The success of deep learning relies heavily on large datasets with extensive labels, but we often only have access to several small, heterogeneous datasets associated with partial labels, particularly in the field of medical imaging. When learning from multiple datasets, existing challenges include incomparable, heterogeneous, or even conflicting labeling protocols across datasets. In this paper, we propose a new initiative--"data, assemble"--which aims to unleash the full potential of partially labeled data and enormous unlabeled data from an assembly of datasets. To accommodate the supervised learning paradigm to partial labels, we introduce a dynamic adapter that encodes multiple visual tasks and aggregates image features in a question-and-answer manner. Furthermore, we employ pseudo-labeling and consistency constraints to harness images with missing labels and to mitigate the domain gap across datasets.
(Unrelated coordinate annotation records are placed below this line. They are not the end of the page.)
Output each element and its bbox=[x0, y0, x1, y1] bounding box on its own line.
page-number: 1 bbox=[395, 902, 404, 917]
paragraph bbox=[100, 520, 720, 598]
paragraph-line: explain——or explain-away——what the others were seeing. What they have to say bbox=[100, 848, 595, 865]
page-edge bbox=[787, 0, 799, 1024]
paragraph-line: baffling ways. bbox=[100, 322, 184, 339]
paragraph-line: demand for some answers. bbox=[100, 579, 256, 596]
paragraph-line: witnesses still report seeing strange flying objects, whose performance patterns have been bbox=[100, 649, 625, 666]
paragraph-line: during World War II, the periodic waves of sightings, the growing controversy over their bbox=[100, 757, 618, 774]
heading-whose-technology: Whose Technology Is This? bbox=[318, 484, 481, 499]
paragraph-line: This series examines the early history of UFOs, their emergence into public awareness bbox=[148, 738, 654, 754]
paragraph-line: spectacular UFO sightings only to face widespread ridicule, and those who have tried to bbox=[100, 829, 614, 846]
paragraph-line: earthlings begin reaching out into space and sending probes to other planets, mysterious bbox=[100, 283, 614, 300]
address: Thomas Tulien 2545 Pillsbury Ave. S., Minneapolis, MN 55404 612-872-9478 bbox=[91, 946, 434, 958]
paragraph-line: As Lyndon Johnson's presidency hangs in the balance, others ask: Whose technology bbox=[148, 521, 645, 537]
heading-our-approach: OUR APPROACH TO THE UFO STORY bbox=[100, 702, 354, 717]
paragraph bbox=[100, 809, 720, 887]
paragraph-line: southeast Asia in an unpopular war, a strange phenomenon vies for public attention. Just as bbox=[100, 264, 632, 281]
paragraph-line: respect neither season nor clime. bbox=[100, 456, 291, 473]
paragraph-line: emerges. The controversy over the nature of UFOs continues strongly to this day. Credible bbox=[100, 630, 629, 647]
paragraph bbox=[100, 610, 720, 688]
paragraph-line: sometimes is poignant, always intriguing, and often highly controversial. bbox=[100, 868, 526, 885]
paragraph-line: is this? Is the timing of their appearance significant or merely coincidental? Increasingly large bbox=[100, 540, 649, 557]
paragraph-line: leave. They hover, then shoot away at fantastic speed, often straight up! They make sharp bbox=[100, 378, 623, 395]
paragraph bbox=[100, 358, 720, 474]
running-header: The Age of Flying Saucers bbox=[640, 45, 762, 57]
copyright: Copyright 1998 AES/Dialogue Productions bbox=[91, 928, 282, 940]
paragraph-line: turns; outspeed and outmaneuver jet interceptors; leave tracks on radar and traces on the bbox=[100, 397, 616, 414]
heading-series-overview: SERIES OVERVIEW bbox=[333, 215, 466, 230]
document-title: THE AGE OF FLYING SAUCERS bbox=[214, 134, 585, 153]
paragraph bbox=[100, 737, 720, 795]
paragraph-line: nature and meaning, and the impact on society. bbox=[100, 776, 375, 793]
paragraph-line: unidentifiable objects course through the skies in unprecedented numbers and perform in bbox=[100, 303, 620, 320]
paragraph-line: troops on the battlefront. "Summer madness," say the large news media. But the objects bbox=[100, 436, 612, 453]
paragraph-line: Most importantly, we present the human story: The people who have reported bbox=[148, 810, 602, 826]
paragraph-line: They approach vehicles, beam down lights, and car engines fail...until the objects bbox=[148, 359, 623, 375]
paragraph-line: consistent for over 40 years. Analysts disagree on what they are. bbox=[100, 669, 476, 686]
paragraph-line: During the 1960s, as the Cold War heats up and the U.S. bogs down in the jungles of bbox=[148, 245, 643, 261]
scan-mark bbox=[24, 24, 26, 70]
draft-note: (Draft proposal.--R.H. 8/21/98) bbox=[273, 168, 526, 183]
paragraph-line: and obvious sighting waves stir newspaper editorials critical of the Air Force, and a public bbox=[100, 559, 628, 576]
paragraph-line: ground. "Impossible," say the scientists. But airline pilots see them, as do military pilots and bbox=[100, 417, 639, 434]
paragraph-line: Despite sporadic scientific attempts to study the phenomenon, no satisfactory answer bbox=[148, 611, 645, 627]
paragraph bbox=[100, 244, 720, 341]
From proof-of-concept studies on three natural imaging datasets and rigorous evaluations on two large-scale thorax X-ray benchmarks, we discover that learning from "negative examples" facilitates both classification and segmentation of classes of interest. This sheds new light on the computer-aided diagnosis of rare diseases and emerging pandemics, wherein "positive examples" are hard to collect, yet "negative examples" are relatively easier to assemble. As a result, besides exceeding the prior art in the NIH ChestXray benchmark, our model is particularly strong in identifying diseases of minority classes, yielding over 3-point improvement on average. Remarkably, when using existing partial labels, our model performance is on-par (p>0.05) with that using a fully curated dataset with exhaustive labels, eliminating the need for additional 40% annotation costs.